Krankheiten von Blumen durch Bakterien verursacht

Fleckenbildung durch Bakterien ist durch den Tod einzelner Teile des Blattes gekennzeichnet, aber die Flecken haben verschwommene Ränder. Die Flecken können glasig oder ölig sein, schnell an Größe zunehmen, die Blätter werden gelb, trocknen aus und sterben ab. Bakterien vermehren sich schneller in Wärme und hoher Luftfeuchtigkeit.
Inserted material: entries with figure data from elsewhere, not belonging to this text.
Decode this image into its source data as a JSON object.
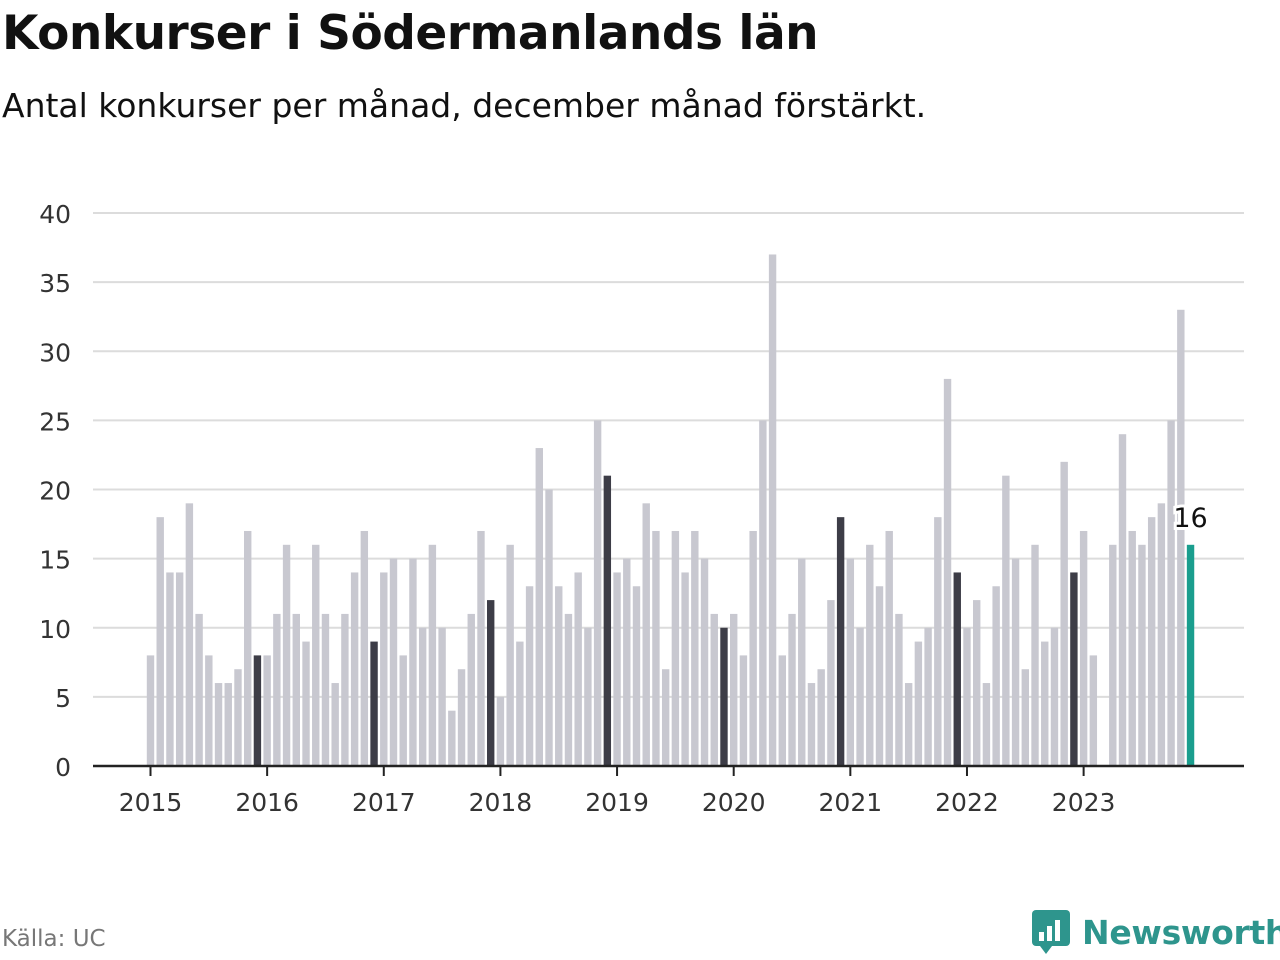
{
  "title": "Konkurser i Södermanlands län",
  "subtitle": "Antal konkurser per månad, december månad förstärkt.",
  "source": "Källa: UC",
  "brand": "Newsworthy",
  "colors": {
    "regular_bar": "#c8c8d0",
    "december_bar": "#3d3d47",
    "latest_bar": "#1a9e8e",
    "grid": "#dcdcdc",
    "axis": "#222222",
    "brand": "#2e958d"
  },
  "chart_data": {
    "type": "bar",
    "title": "Konkurser i Södermanlands län",
    "subtitle": "Antal konkurser per månad, december månad förstärkt.",
    "ylim": [
      0,
      40
    ],
    "yticks": [
      0,
      5,
      10,
      15,
      20,
      25,
      30,
      35,
      40
    ],
    "xticks": [
      "2015",
      "2016",
      "2017",
      "2018",
      "2019",
      "2020",
      "2021",
      "2022",
      "2023"
    ],
    "grid": true,
    "start": "2015-01",
    "end": "2023-12",
    "values": [
      8,
      18,
      14,
      14,
      19,
      11,
      8,
      6,
      6,
      7,
      17,
      8,
      8,
      11,
      16,
      11,
      9,
      16,
      11,
      6,
      11,
      14,
      17,
      9,
      14,
      15,
      8,
      15,
      10,
      16,
      10,
      4,
      7,
      11,
      17,
      12,
      5,
      16,
      9,
      13,
      23,
      20,
      13,
      11,
      14,
      10,
      25,
      21,
      14,
      15,
      13,
      19,
      17,
      7,
      17,
      14,
      17,
      15,
      11,
      10,
      11,
      8,
      17,
      25,
      37,
      8,
      11,
      15,
      6,
      7,
      12,
      18,
      15,
      10,
      16,
      13,
      17,
      11,
      6,
      9,
      10,
      18,
      28,
      14,
      10,
      12,
      6,
      13,
      21,
      15,
      7,
      16,
      9,
      10,
      22,
      14,
      17,
      8,
      0,
      16,
      24,
      17,
      16,
      18,
      19,
      25,
      33,
      16
    ],
    "highlight": "december",
    "annotation": {
      "text": "16",
      "month": "2023-12"
    }
  }
}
Fäulnis ist auch das Ergebnis einer Schädigung durch Bakterien, Pflanzengewebe erweichen, sterben allmählich ab, stattdessen bildet sich eine flüssige faule Masse mit einem unangenehmen Geruch.

Blüten mit fleischigen Blättern und Stielen sowie Knollen- und Knollenblättern sind häufig betroffen, Aglaoneme leiden häufig unter Fäulnis. Es befällt Blätter, Wurzeln, Stiele verrotten.

Überbewässerung, niedrige Temperaturen und Überfütterung mit stickstoffhaltigen Düngemitteln tragen zur Entwicklung einer Infektion bei.

Die erkrankte Pflanze sollte nicht mehr besprüht werden, die betroffenen Gewebe sollten mit kleinen Bereichen gesunder entfernt werden, die Pflanze sollte mit Zubereitungen behandelt werden, die Kupfer- oder Bordeaux-Gemische enthalten.

Wenn die Behandlung keine Ergebnisse liefert, muss die Pflanze zerstört werden..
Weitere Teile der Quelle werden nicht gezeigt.